Thursday 26 November 2009

OLAF RUPP / MARINO PLIAKAS / MICHAEL WERTMÜLLER – Too Much Is Not Enough

FMP

This album is the result of two days of recording that occurred at Köln’s Loft in May of 2009. A power trio is always expected to produce some variety of dynamic music whatever the context it performs in, yet Rupp, Pliakas and Wertmüller exceeded all anticipations, realizing their vision through the use of nearly superhuman energies, leaving us wanting for more even at the end of a quite long program (circa 65 minutes).

An association that came to mind during one of the repeated spins was Last Exit.
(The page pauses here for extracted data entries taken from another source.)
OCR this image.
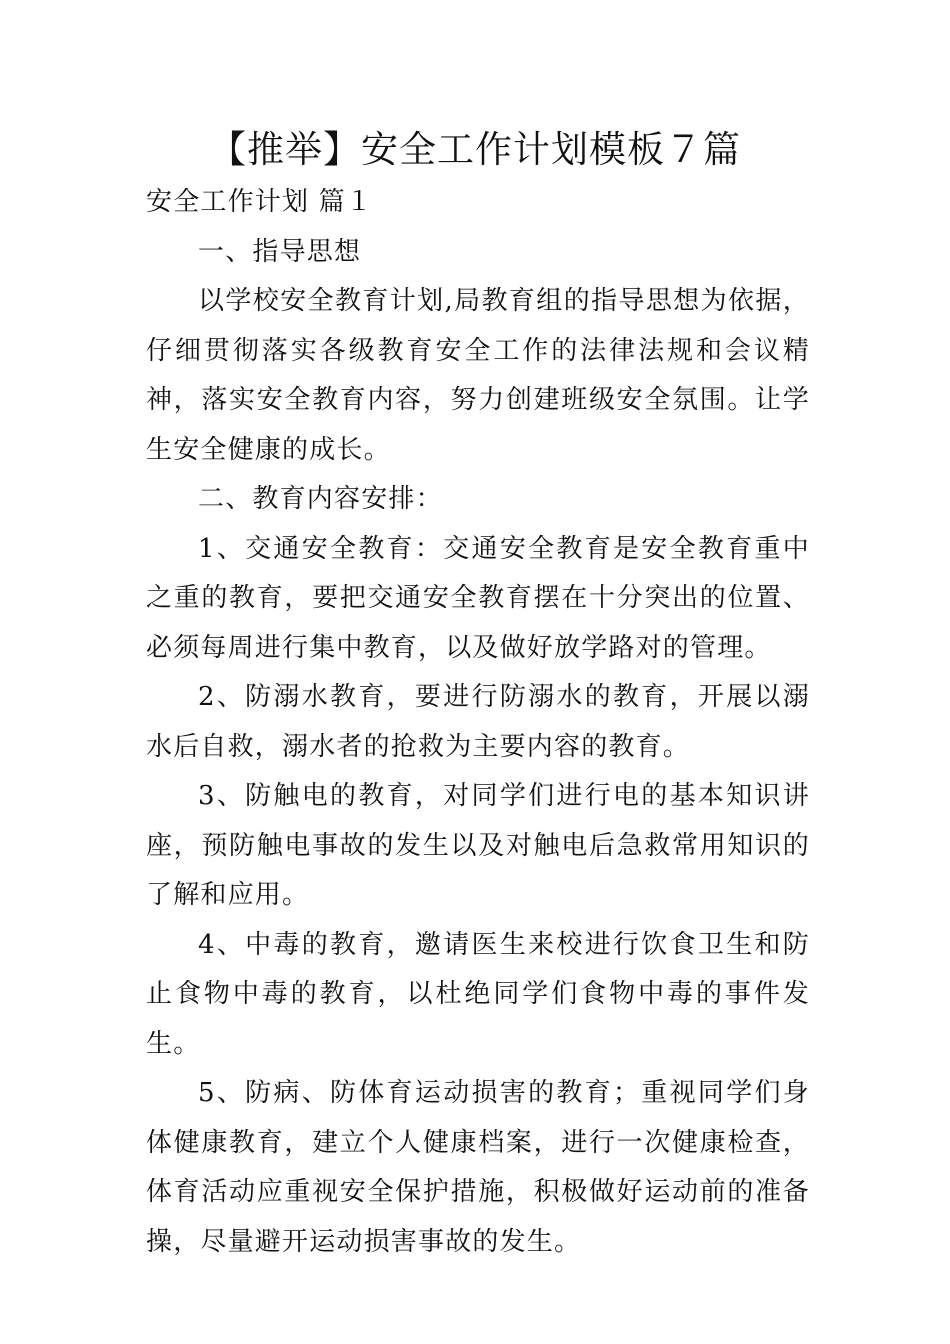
【推举】安全工作计划模板７篇
安全工作计划 篇１

一、指导思想

以学校安全教育计划,局教育组的指导思想为依据，仔细贯彻落实各级教育安全工作的法律法规和会议精神，落实安全教育内容，努力创建班级安全氛围。让学生安全健康的成长。

二、教育内容安排：

1、交通安全教育：交通安全教育是安全教育重中之重的教育，要把交通安全教育摆在十分突出的位置、必须每周进行集中教育，以及做好放学路对的管理。

2、防溺水教育，要进行防溺水的教育，开展以溺水后自救，溺水者的抢救为主要内容的教育。

3、防触电的教育，对同学们进行电的基本知识讲座，预防触电事故的发生以及对触电后急救常用知识的了解和应用。

4、中毒的教育，邀请医生来校进行饮食卫生和防止食物中毒的教育，以杜绝同学们食物中毒的事件发生。

5、防病、防体育运动损害的教育；重视同学们身体健康教育，建立个人健康档案，进行一次健康检查，体育活动应重视安全保护措施，积极做好运动前的准备操，尽量避开运动损害事故的发生。
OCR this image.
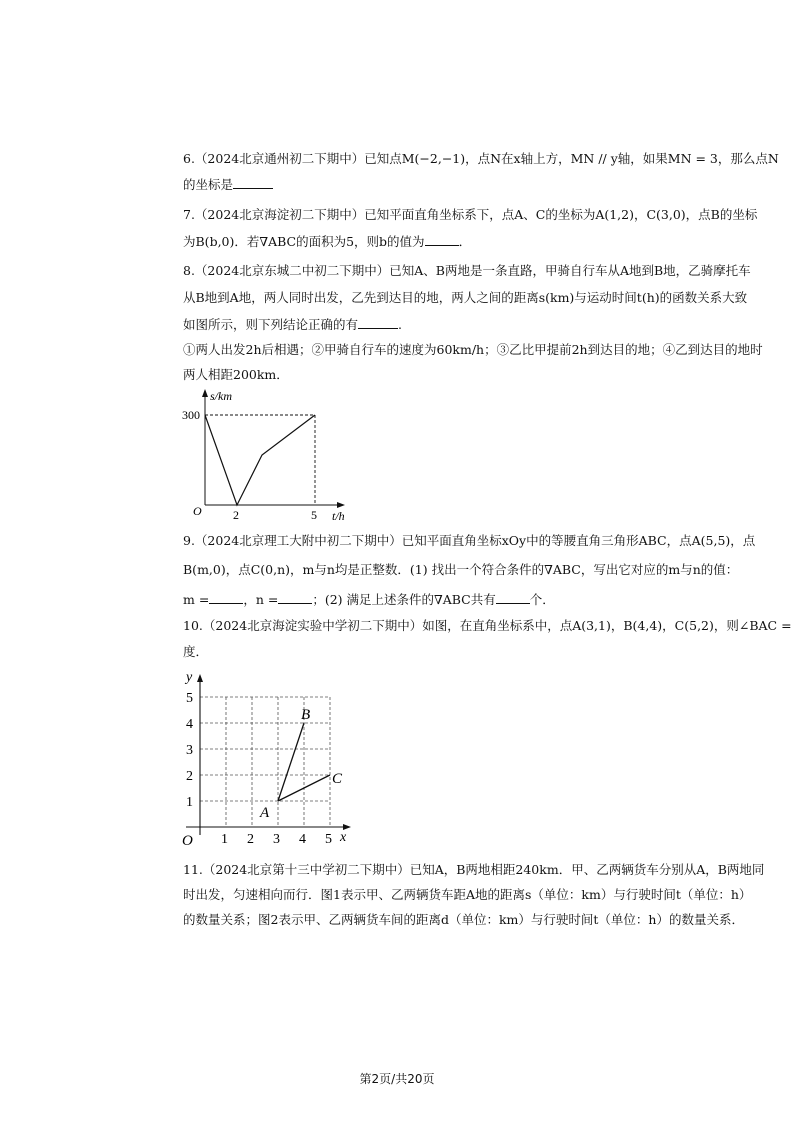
6.（2024北京通州初二下期中）已知点M(−2,−1)，点N在x轴上方，MN // y轴，如果MN = 3，那么点N
的坐标是
7.（2024北京海淀初二下期中）已知平面直角坐标系下，点A、C的坐标为A(1,2)，C(3,0)，点B的坐标
为B(b,0)．若∇ABC的面积为5，则b的值为	．
8.（2024北京东城二中初二下期中）已知A、B两地是一条直路，甲骑自行车从A地到B地，乙骑摩托车
从B地到A地，两人同时出发，乙先到达目的地，两人之间的距离s(km)与运动时间t(h)的函数关系大致
如图所示，则下列结论正确的有	.
①两人出发2h后相遇；②甲骑自行车的速度为60km/h；③乙比甲提前2h到达目的地；④乙到达目的地时
两人相距200km．
s/km
300
O	2	5 t/h
9.（2024北京理工大附中初二下期中）已知平面直角坐标xOy中的等腰直角三角形ABC，点A(5,5)，点
B(m,0)，点C(0,n)，m与n均是正整数．(1) 找出一个符合条件的∇ABC，写出它对应的m与n的值：
m =	，n =	；(2) 满足上述条件的∇ABC共有	个．
10.（2024北京海淀实验中学初二下期中）如图，在直角坐标系中，点A(3,1)，B(4,4)，C(5,2)，则∠BAC =
度．
y
x
O 1 2 3 4 5
1
2
3
4
5
A
B
C
11.（2024北京第十三中学初二下期中）已知A，B两地相距240km．甲、乙两辆货车分别从A，B两地同
时出发，匀速相向而行．图1表示甲、乙两辆货车距A地的距离s（单位：km）与行驶时间t（单位：h）
的数量关系；图2表示甲、乙两辆货车间的距离d（单位：km）与行驶时间t（单位：h）的数量关系．
第2页/共20页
Too Much Is Not Enough vibrates in fact of the same devastating fervour, that kind of take-no-prisoners attitude imbued both with technical expertise and utter abandonment of pondering that characterizes the milestones of free improvisation, a category to which this release definitely belongs. Rupp – a guitarist who never managed to enter the realm of personal favourites – shows that his playing on the electric is abundantly superior to what he does with acoustic, scathing lines and sparkling harmonics defining an imperative: that of meaning plenty and thinking less, a quality that not many artists are able to develop. In this case the success is total, enhanced by Pliakas’ overwrought massiveness on the bass, treated as a generator of snarls, rumbles and growls rather than a bottom-delineating machine, and Wertmüller’s frantic drumming, characterized by a splendidly snappy snare amidst perennially rolling avalanches, under which my instinct kept detecting a fundamental vital pulse. Together, the musicians reach a point of continuous boiling that nevertheless doesn’t generate an explosion that would, in a way, waste that accumulation of forces. What is to be loved is the hardnosed threat symbolized by the trio’s implacability, in comparison to which certain hypothetically “rebellious” entities cannot but pale - or plain disappear.

One of those recordings that, listened by a walkman while strolling across the city, put at risk of being hurt by the upcoming vehicles if inadvertently crossing the road, given the impressively discourteous, utterly involving manner in which it transmits the message and the unconditional value of its uproar. Great stuff – and look at the traffic lights before someone runs you over.